Ya, memang kalo kata mas Ashad, kita harus bisa memanage begjo. Memanage sebuah keberuntungan. Ada tiga hal : mengolah dr dalam untuk keluar, dari luar kedalam, dan dan satu lagi saya lupa (ntar tanya aja ke mas Ashad ya). Mengelola potensi dalam untuk diluar, diantaranya kita berfikir positif, mampu menetralisis masalah melalui peningkatan kualitas istirahat dan meditasi (sholat). Mengelola potensi dr luar untuk ke dalam ya diantaranya silturahmi itu.

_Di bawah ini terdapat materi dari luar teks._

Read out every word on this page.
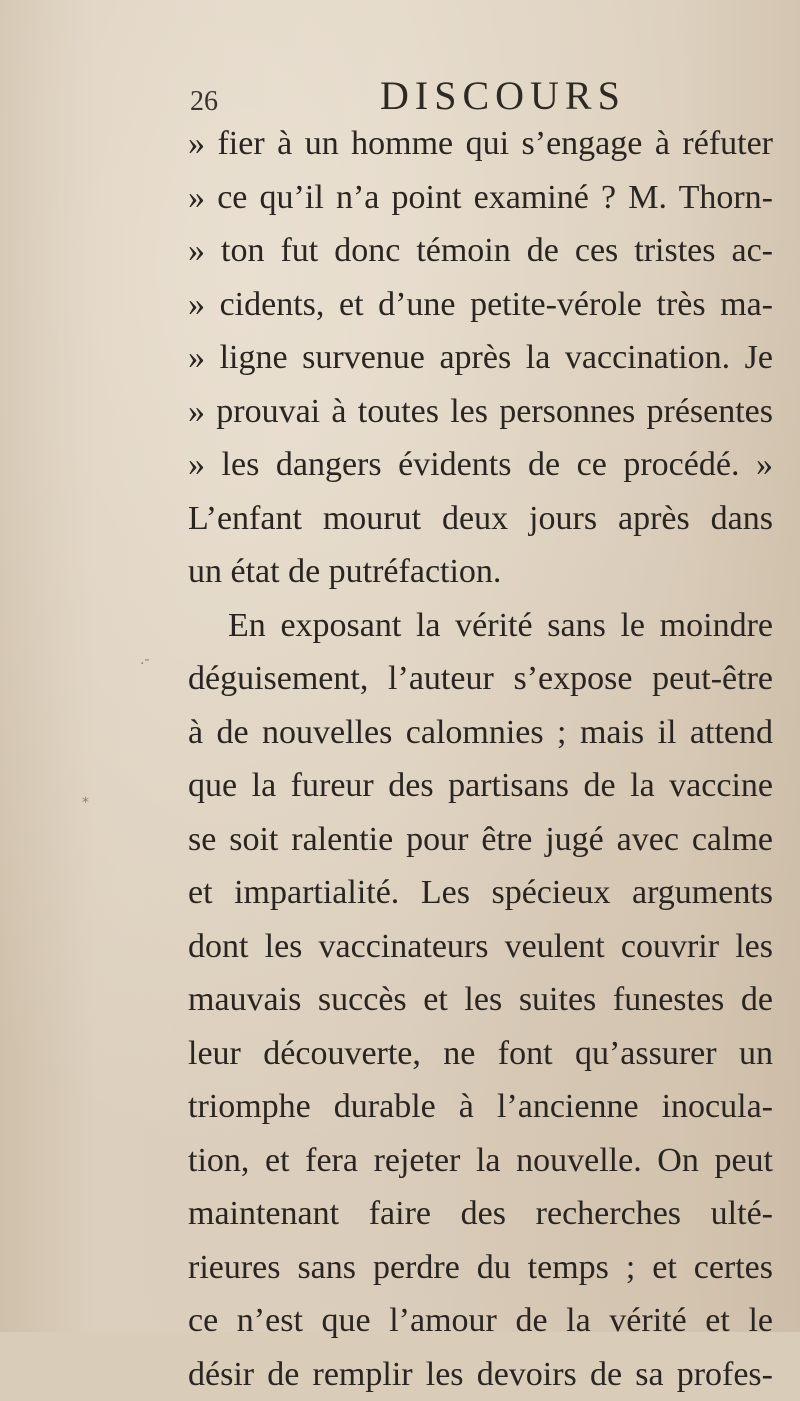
26	DISCOURS
.-
*
» fier à un homme qui s’engage à réfuter
» ce qu’il n’a point examiné ? M. Thorn-
» ton fut donc témoin de ces tristes ac-
» cidents, et d’une petite-vérole très ma-
» ligne survenue après la vaccination. Je
» prouvai à toutes les personnes présentes
» les dangers évidents de ce procédé. »
L’enfant mourut deux jours après dans
un état de putréfaction.
En exposant la vérité sans le moindre
déguisement, l’auteur s’expose peut-être
à de nouvelles calomnies ; mais il attend
que la fureur des partisans de la vaccine
se soit ralentie pour être jugé avec calme
et impartialité. Les spécieux arguments
dont les vaccinateurs veulent couvrir les
mauvais succès et les suites funestes de
leur découverte, ne font qu’assurer un
triomphe durable à l’ancienne inocula-
tion, et fera rejeter la nouvelle. On peut
maintenant faire des recherches ulté-
rieures sans perdre du temps ; et certes
ce n’est que l’amour de la vérité et le
désir de remplir les devoirs de sa profes-
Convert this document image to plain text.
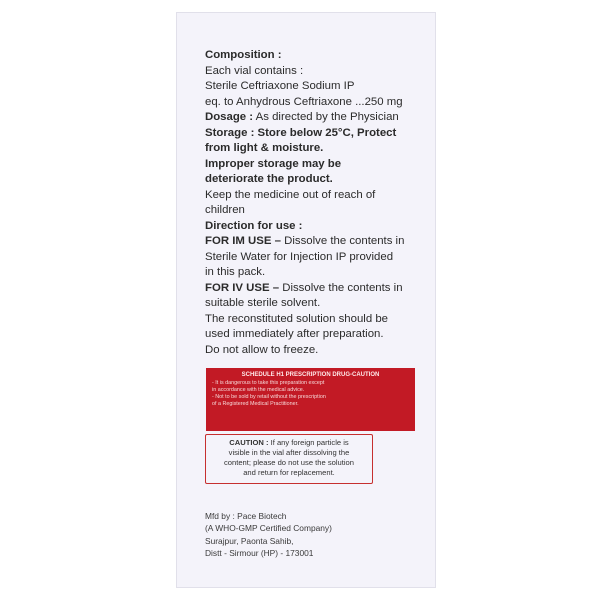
Composition :
Each vial contains :
Sterile Ceftriaxone Sodium IP
eq. to Anhydrous Ceftriaxone ...250 mg
Dosage : As directed by the Physician
Storage : Store below 25°C, Protect
from light & moisture.
Improper storage may be
deteriorate the product.
Keep the medicine out of reach of
children
Direction for use :
FOR IM USE – Dissolve the contents in
Sterile Water for Injection IP provided
in this pack.
FOR IV USE – Dissolve the contents in
suitable sterile solvent.
The reconstituted solution should be
used immediately after preparation.
Do not allow to freeze.
SCHEDULE H1 PRESCRIPTION DRUG-CAUTION
- It is dangerous to take this preparation except
in accordance with the medical advice.
- Not to be sold by retail without the prescription
of a Registered Medical Practitioner.
CAUTION : If any foreign particle is
visible in the vial after dissolving the
content; please do not use the solution
and return for replacement.
Mfd by : Pace Biotech
(A WHO-GMP Certified Company)
Surajpur, Paonta Sahib,
Distt - Sirmour (HP) - 173001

Pada intinya adalah, kita mampu melihat bahwa hidup ini adalah sebuah perjuangan, sebuah perjalanan, bukan kebetulan yang semata-mata muncul. Semua ada prosesnya, maka kita harus bisa memandang sesuatu dari proses yang berjalan...sebagai sebuah kesatuan. Tidak memandang sebuah hal secara parsial saja. Bukan juga menafikkan kehendak Allah, tapi semua yang diberikan juga bukan hal yang tiba-tiba turun dari langit. Tuhan memberikan sesuatu merupakan sebuah hal yang telah diperhitungkan dengan matang sesuai juga dengan proses yang kita jalani.

Di akhir tulisan sederhana ini, sekedar mengingatkan untuk diri sendiri dan yang lain untuk dapat memaknai hidup melalu proses-proses yang harus kita jalani (nta)

Sumampir-Purwokerto, Pagi-pagi,ba’da Shubuh, 5 Maret 2009, sembari mendendangkan shalawatnya cak nun!!